Battery Life and Camera

The 3,750mAh battery in the Honor Play is pretty exceptional to be honest. On a 3 hour drive shortly after getting the phone, using it for navigation and forgetting to plug it in, with data on and the GPS at high accuracy of course, and the screen on constantly, along with all the usual push notifications, it still had half of the battery left at the end. That was impressive. With heavy usage it lasts a whole day. With my more typical, moderate usage: all the usual push notifications, moderate instagram checking, a decent amount of web browsing, messaging, and other app use, and a typical screen-on time of over 5 hours throughout the day, I’m still reaching the end of the day with 40% of the battery left. With lighter usage the battery lasted me 3 days and 3 hours, and that was still with a screen-on time of over 7 hours.

Those battery examples are all without using the Android battery saver feature. If you really need to, Honor also provides an ultra power saving feature, which disables your wallpapers and only allows messaging, calls, and access to contacts by default. You can add other apps into those mode as well of course, if you just can’t do without Google Maps or Snapchat or something.

I’m not the best judge of smartphone camera’s to be honest, as I usually carry a small mirrorless camera as well. In my use of the Honor Play so far though, the camera has certainly met my expectations for this price point. The dual-camera on the back creates a slight (but not significant) bump. Unlike Honor’s usual approach of having one monochrome sensor, the Play has one 16MP sensor, and a 2MP sensor for depth information to enable bokeh shots and a few other “smart” features. There’s also a 16MP selfie camera. Like most phones though, it definitely struggles in low-light, with pictures having noticeable amount of grain.

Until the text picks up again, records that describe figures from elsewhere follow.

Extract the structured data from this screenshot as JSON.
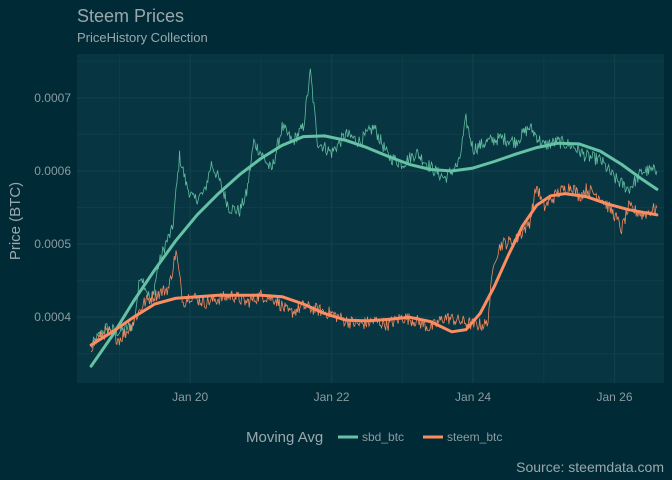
{
  "chart_data": {
    "type": "line",
    "title": "Steem Prices",
    "subtitle": "PriceHistory Collection",
    "ylabel": "Price (BTC)",
    "xlabel": "",
    "caption": "Source: steemdata.com",
    "legend_title": "Moving Avg",
    "legend_position": "bottom",
    "grid": true,
    "xlim_days": [
      18.4,
      26.7
    ],
    "ylim": [
      0.00031,
      0.00076
    ],
    "x_ticks": [
      {
        "day": 20,
        "label": "Jan 20"
      },
      {
        "day": 22,
        "label": "Jan 22"
      },
      {
        "day": 24,
        "label": "Jan 24"
      },
      {
        "day": 26,
        "label": "Jan 26"
      }
    ],
    "y_ticks": [
      {
        "value": 0.0004,
        "label": "0.0004"
      },
      {
        "value": 0.0005,
        "label": "0.0005"
      },
      {
        "value": 0.0006,
        "label": "0.0006"
      },
      {
        "value": 0.0007,
        "label": "0.0007"
      }
    ],
    "series": [
      {
        "name": "sbd_btc",
        "color": "#66c2a5",
        "raw": [
          [
            18.6,
            0.00036
          ],
          [
            18.8,
            0.000385
          ],
          [
            19.0,
            0.00038
          ],
          [
            19.2,
            0.00039
          ],
          [
            19.3,
            0.00046
          ],
          [
            19.45,
            0.00042
          ],
          [
            19.55,
            0.00047
          ],
          [
            19.65,
            0.0005
          ],
          [
            19.75,
            0.00052
          ],
          [
            19.85,
            0.00062
          ],
          [
            19.95,
            0.00058
          ],
          [
            20.05,
            0.00056
          ],
          [
            20.2,
            0.00057
          ],
          [
            20.3,
            0.00061
          ],
          [
            20.4,
            0.00059
          ],
          [
            20.55,
            0.00055
          ],
          [
            20.7,
            0.000545
          ],
          [
            20.8,
            0.00057
          ],
          [
            20.9,
            0.00064
          ],
          [
            21.0,
            0.000625
          ],
          [
            21.15,
            0.0006
          ],
          [
            21.3,
            0.00066
          ],
          [
            21.45,
            0.00064
          ],
          [
            21.6,
            0.00066
          ],
          [
            21.7,
            0.000735
          ],
          [
            21.8,
            0.00064
          ],
          [
            22.0,
            0.000625
          ],
          [
            22.2,
            0.00065
          ],
          [
            22.4,
            0.00064
          ],
          [
            22.6,
            0.00066
          ],
          [
            22.8,
            0.00062
          ],
          [
            23.0,
            0.00061
          ],
          [
            23.2,
            0.000625
          ],
          [
            23.4,
            0.000605
          ],
          [
            23.6,
            0.00059
          ],
          [
            23.8,
            0.00061
          ],
          [
            23.9,
            0.00067
          ],
          [
            24.0,
            0.00063
          ],
          [
            24.2,
            0.00064
          ],
          [
            24.4,
            0.000645
          ],
          [
            24.6,
            0.00064
          ],
          [
            24.8,
            0.00066
          ],
          [
            25.0,
            0.000635
          ],
          [
            25.2,
            0.00064
          ],
          [
            25.4,
            0.000635
          ],
          [
            25.6,
            0.00062
          ],
          [
            25.8,
            0.000615
          ],
          [
            26.0,
            0.00059
          ],
          [
            26.2,
            0.000575
          ],
          [
            26.4,
            0.0006
          ],
          [
            26.6,
            0.0006
          ]
        ],
        "smooth": [
          [
            18.6,
            0.000333
          ],
          [
            18.9,
            0.000375
          ],
          [
            19.2,
            0.000422
          ],
          [
            19.5,
            0.000465
          ],
          [
            19.8,
            0.000505
          ],
          [
            20.1,
            0.00054
          ],
          [
            20.4,
            0.000569
          ],
          [
            20.7,
            0.000595
          ],
          [
            21.0,
            0.000617
          ],
          [
            21.3,
            0.000635
          ],
          [
            21.6,
            0.000647
          ],
          [
            21.9,
            0.000648
          ],
          [
            22.2,
            0.000642
          ],
          [
            22.5,
            0.000632
          ],
          [
            22.8,
            0.00062
          ],
          [
            23.1,
            0.000609
          ],
          [
            23.4,
            0.000602
          ],
          [
            23.7,
            0.0006
          ],
          [
            24.0,
            0.000604
          ],
          [
            24.3,
            0.000613
          ],
          [
            24.6,
            0.000623
          ],
          [
            24.9,
            0.000632
          ],
          [
            25.2,
            0.000638
          ],
          [
            25.5,
            0.000637
          ],
          [
            25.8,
            0.000627
          ],
          [
            26.1,
            0.000609
          ],
          [
            26.4,
            0.000588
          ],
          [
            26.6,
            0.000575
          ]
        ]
      },
      {
        "name": "steem_btc",
        "color": "#fc8d62",
        "raw": [
          [
            18.6,
            0.00036
          ],
          [
            18.8,
            0.00038
          ],
          [
            19.0,
            0.00037
          ],
          [
            19.1,
            0.00038
          ],
          [
            19.2,
            0.000395
          ],
          [
            19.35,
            0.00042
          ],
          [
            19.5,
            0.00043
          ],
          [
            19.6,
            0.000435
          ],
          [
            19.7,
            0.00044
          ],
          [
            19.8,
            0.00049
          ],
          [
            19.9,
            0.00042
          ],
          [
            20.0,
            0.00043
          ],
          [
            20.2,
            0.00042
          ],
          [
            20.4,
            0.000425
          ],
          [
            20.6,
            0.00043
          ],
          [
            20.8,
            0.00042
          ],
          [
            21.0,
            0.00043
          ],
          [
            21.2,
            0.000425
          ],
          [
            21.4,
            0.000405
          ],
          [
            21.6,
            0.000415
          ],
          [
            21.8,
            0.00041
          ],
          [
            22.0,
            0.000405
          ],
          [
            22.2,
            0.000395
          ],
          [
            22.4,
            0.00039
          ],
          [
            22.6,
            0.000395
          ],
          [
            22.8,
            0.00039
          ],
          [
            23.0,
            0.0004
          ],
          [
            23.2,
            0.000395
          ],
          [
            23.4,
            0.000385
          ],
          [
            23.6,
            0.0004
          ],
          [
            23.8,
            0.000395
          ],
          [
            24.0,
            0.00039
          ],
          [
            24.2,
            0.00039
          ],
          [
            24.3,
            0.00048
          ],
          [
            24.4,
            0.0005
          ],
          [
            24.6,
            0.000505
          ],
          [
            24.8,
            0.00053
          ],
          [
            24.9,
            0.00058
          ],
          [
            25.0,
            0.00055
          ],
          [
            25.2,
            0.00057
          ],
          [
            25.4,
            0.00058
          ],
          [
            25.5,
            0.000565
          ],
          [
            25.6,
            0.000575
          ],
          [
            25.8,
            0.000565
          ],
          [
            26.0,
            0.00054
          ],
          [
            26.1,
            0.00052
          ],
          [
            26.2,
            0.00055
          ],
          [
            26.4,
            0.00054
          ],
          [
            26.6,
            0.00055
          ]
        ],
        "smooth": [
          [
            18.6,
            0.000362
          ],
          [
            18.9,
            0.00038
          ],
          [
            19.2,
            0.0004
          ],
          [
            19.5,
            0.000418
          ],
          [
            19.8,
            0.000426
          ],
          [
            20.1,
            0.000428
          ],
          [
            20.4,
            0.00043
          ],
          [
            20.7,
            0.00043
          ],
          [
            21.0,
            0.00043
          ],
          [
            21.3,
            0.000428
          ],
          [
            21.6,
            0.000418
          ],
          [
            21.9,
            0.000405
          ],
          [
            22.2,
            0.000396
          ],
          [
            22.5,
            0.000395
          ],
          [
            22.8,
            0.000397
          ],
          [
            23.1,
            0.0004
          ],
          [
            23.4,
            0.000394
          ],
          [
            23.7,
            0.00038
          ],
          [
            23.9,
            0.000383
          ],
          [
            24.1,
            0.000405
          ],
          [
            24.3,
            0.000442
          ],
          [
            24.5,
            0.000485
          ],
          [
            24.7,
            0.000525
          ],
          [
            24.9,
            0.000553
          ],
          [
            25.1,
            0.000566
          ],
          [
            25.3,
            0.000569
          ],
          [
            25.6,
            0.000565
          ],
          [
            25.9,
            0.000555
          ],
          [
            26.2,
            0.000547
          ],
          [
            26.6,
            0.00054
          ]
        ]
      }
    ]
  }
}
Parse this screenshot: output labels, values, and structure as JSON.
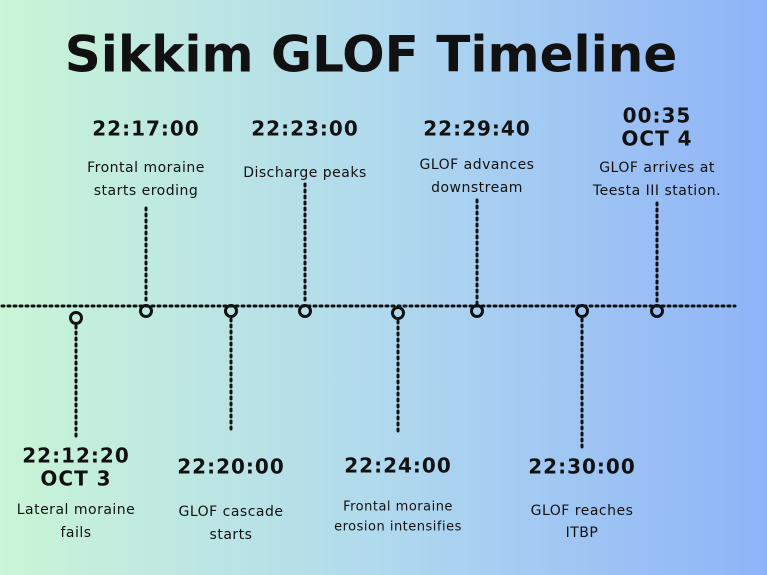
{
  "title": "Sikkim GLOF Timeline",
  "events_above": [
    {
      "time": "22:17:00",
      "description": [
        "Frontal moraine",
        "starts eroding"
      ]
    },
    {
      "time": "22:23:00",
      "description": [
        "Discharge peaks"
      ]
    },
    {
      "time": "22:29:40",
      "description": [
        "GLOF advances",
        "downstream"
      ]
    },
    {
      "time": "00:35",
      "date": "OCT 4",
      "description": [
        "GLOF arrives at",
        "Teesta III station."
      ]
    }
  ],
  "events_below": [
    {
      "time": "22:12:20",
      "date": "OCT 3",
      "description": [
        "Lateral moraine",
        "fails"
      ]
    },
    {
      "time": "22:20:00",
      "description": [
        "GLOF cascade",
        "starts"
      ]
    },
    {
      "time": "22:24:00",
      "description": [
        "Frontal moraine",
        "erosion intensifies"
      ]
    },
    {
      "time": "22:30:00",
      "description": [
        "GLOF reaches",
        "ITBP"
      ]
    }
  ]
}
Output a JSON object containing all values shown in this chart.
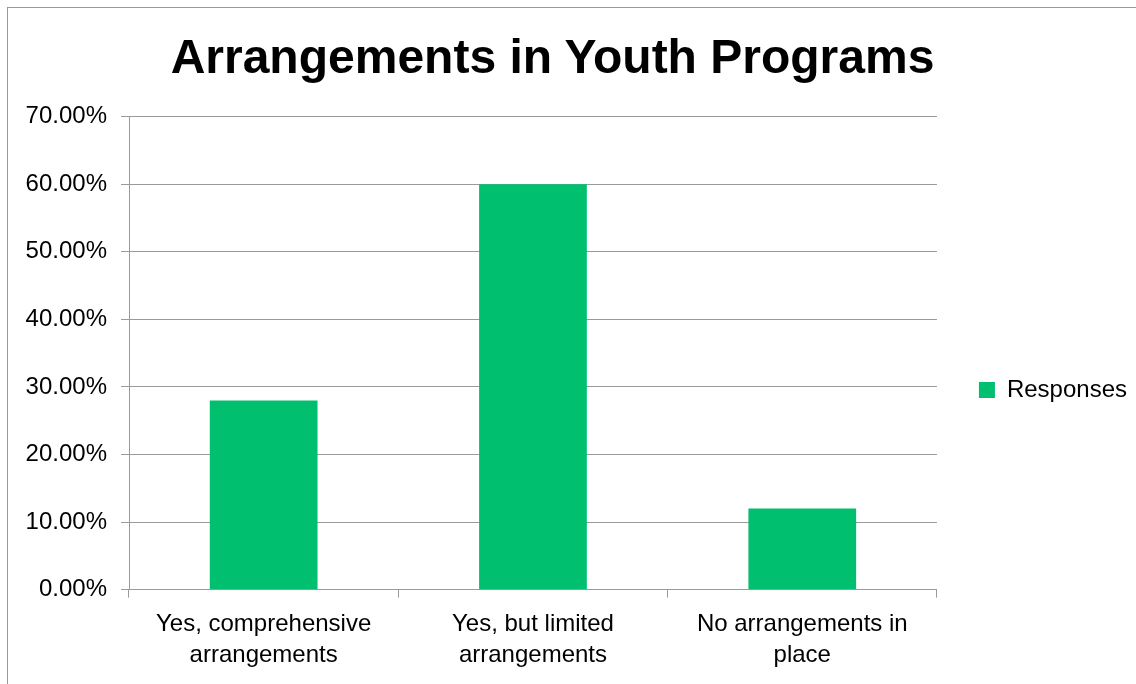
{
  "chart_data": {
    "type": "bar",
    "title": "Arrangements in Youth Programs",
    "categories": [
      "Yes, comprehensive arrangements",
      "Yes, but limited arrangements",
      "No arrangements in place"
    ],
    "series": [
      {
        "name": "Responses",
        "color": "#00bf6f",
        "values": [
          28,
          60,
          12
        ]
      }
    ],
    "ylim": [
      0,
      70
    ],
    "yticks": [
      {
        "value": 0,
        "label": "0.00%"
      },
      {
        "value": 10,
        "label": "10.00%"
      },
      {
        "value": 20,
        "label": "20.00%"
      },
      {
        "value": 30,
        "label": "30.00%"
      },
      {
        "value": 40,
        "label": "40.00%"
      },
      {
        "value": 50,
        "label": "50.00%"
      },
      {
        "value": 60,
        "label": "60.00%"
      },
      {
        "value": 70,
        "label": "70.00%"
      }
    ],
    "grid": "y",
    "legend": "right"
  }
}
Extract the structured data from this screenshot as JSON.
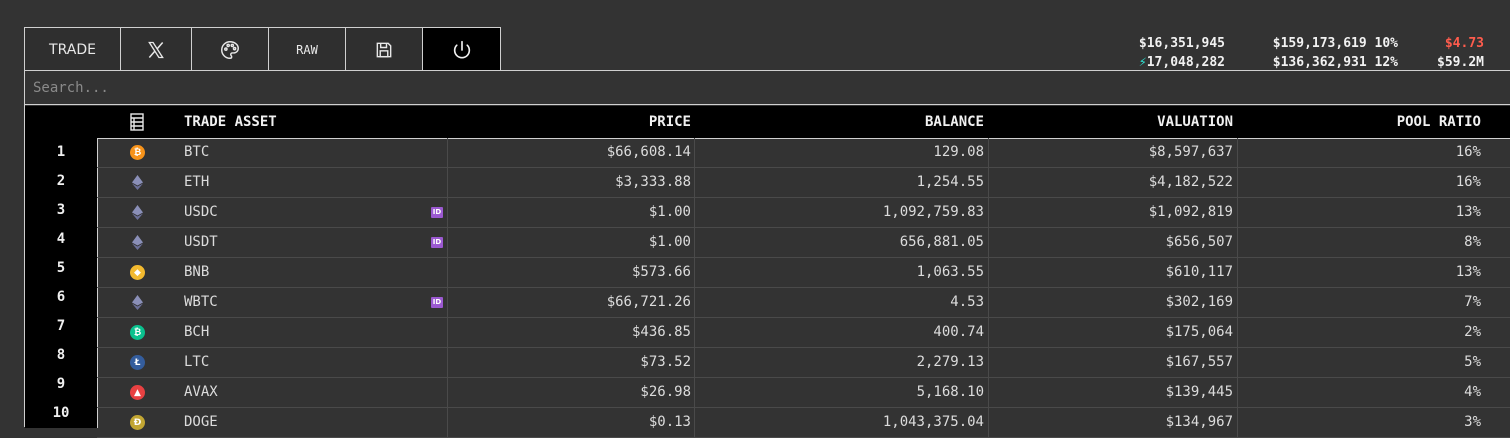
{
  "toolbar": {
    "trade_label": "TRADE",
    "raw_label": "RAW",
    "icons": [
      "x-logo-icon",
      "palette-icon",
      "save-icon",
      "power-icon"
    ]
  },
  "stats": {
    "col1": {
      "line1": "$16,351,945",
      "line2": "17,048,282",
      "line2_icon": "lightning-icon"
    },
    "col2": {
      "line1": "$159,173,619 10%",
      "line2": "$136,362,931 12%"
    },
    "col3": {
      "line1": "$4.73",
      "line2": "$59.2M"
    },
    "colors": {
      "highlight": "#ff5c4d",
      "bolt": "#2ee6d6"
    }
  },
  "search": {
    "placeholder": "Search...",
    "value": ""
  },
  "table": {
    "headers": {
      "icon": "list-icon",
      "asset": "TRADE ASSET",
      "price": "PRICE",
      "balance": "BALANCE",
      "valuation": "VALUATION",
      "pool_ratio": "POOL RATIO"
    },
    "rows": [
      {
        "rank": "1",
        "icon": "btc-icon",
        "color": "#f7931a",
        "glyph": "₿",
        "asset": "BTC",
        "badge": "",
        "price": "$66,608.14",
        "balance": "129.08",
        "valuation": "$8,597,637",
        "pool_ratio": "16%"
      },
      {
        "rank": "2",
        "icon": "eth-icon",
        "color": "",
        "glyph": "",
        "asset": "ETH",
        "badge": "",
        "price": "$3,333.88",
        "balance": "1,254.55",
        "valuation": "$4,182,522",
        "pool_ratio": "16%"
      },
      {
        "rank": "3",
        "icon": "eth-icon",
        "color": "",
        "glyph": "",
        "asset": "USDC",
        "badge": "ID",
        "price": "$1.00",
        "balance": "1,092,759.83",
        "valuation": "$1,092,819",
        "pool_ratio": "13%"
      },
      {
        "rank": "4",
        "icon": "eth-icon",
        "color": "",
        "glyph": "",
        "asset": "USDT",
        "badge": "ID",
        "price": "$1.00",
        "balance": "656,881.05",
        "valuation": "$656,507",
        "pool_ratio": "8%"
      },
      {
        "rank": "5",
        "icon": "bnb-icon",
        "color": "#f3ba2f",
        "glyph": "◆",
        "asset": "BNB",
        "badge": "",
        "price": "$573.66",
        "balance": "1,063.55",
        "valuation": "$610,117",
        "pool_ratio": "13%"
      },
      {
        "rank": "6",
        "icon": "eth-icon",
        "color": "",
        "glyph": "",
        "asset": "WBTC",
        "badge": "ID",
        "price": "$66,721.26",
        "balance": "4.53",
        "valuation": "$302,169",
        "pool_ratio": "7%"
      },
      {
        "rank": "7",
        "icon": "bch-icon",
        "color": "#0ac18e",
        "glyph": "₿",
        "asset": "BCH",
        "badge": "",
        "price": "$436.85",
        "balance": "400.74",
        "valuation": "$175,064",
        "pool_ratio": "2%"
      },
      {
        "rank": "8",
        "icon": "ltc-icon",
        "color": "#345d9d",
        "glyph": "Ł",
        "asset": "LTC",
        "badge": "",
        "price": "$73.52",
        "balance": "2,279.13",
        "valuation": "$167,557",
        "pool_ratio": "5%"
      },
      {
        "rank": "9",
        "icon": "avax-icon",
        "color": "#e84142",
        "glyph": "▲",
        "asset": "AVAX",
        "badge": "",
        "price": "$26.98",
        "balance": "5,168.10",
        "valuation": "$139,445",
        "pool_ratio": "4%"
      },
      {
        "rank": "10",
        "icon": "doge-icon",
        "color": "#c2a633",
        "glyph": "Ð",
        "asset": "DOGE",
        "badge": "",
        "price": "$0.13",
        "balance": "1,043,375.04",
        "valuation": "$134,967",
        "pool_ratio": "3%"
      }
    ]
  }
}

The camera here is packed with settings and features of course, with options to change the lighting post-capture, and AI processing to adjust the picture automatically. Although the AI behaviour is good in some cases, it tends to over-saturate pictures, and excessively smooth over faces. The phone lacks Optical Image Stabilisation, so the AI is used here for this purpose as well. Thankfully, if you don’t like the results of the AI features, you can just switch them off, including after the picture has been taken. All in all, I’d describe the camera performance as “average”, which is exactly what I’d expect at this price. In the end, if you want a really good camera, buy a camera.

The Negatives

I’ve praised quite a few things here, but there are some other negatives that need mentioning. To get a phone with this hardware down to this price, obviously corners had to be cut. Any software grievances boil down to preference of course, but there are some hardware points to be considered. For example, a lot of top-tier phones these days have a decent water resistance rating; this one doesn’t. The Play also sacrifices wireless charging, and uses the slightly older Bluetooth 4.2 instead of Bluetooth 5. And of course, as already mentioned, the single speaker can be a bit of an issue depending on how you hold the phone for games and content consumption, and the camera performance is only passable.


Put simply, the Honor Play is an extremely good phone. Honor have marketed the Play as a phone for gamers, and while it’s certainly good for that purpose, in reality this is a phone for everyone. It has a solid build, a large screen with a great screen-to-body ratio, top-tier processing hardware, and a mid-range price. Yes, a few corners were cut, which are coincidentally the same corners cut by other phones in this price range. Ultimately, the Honor Play is absolutely the best performer at this price, and goes on to compete extremely well with far more expensive phones too.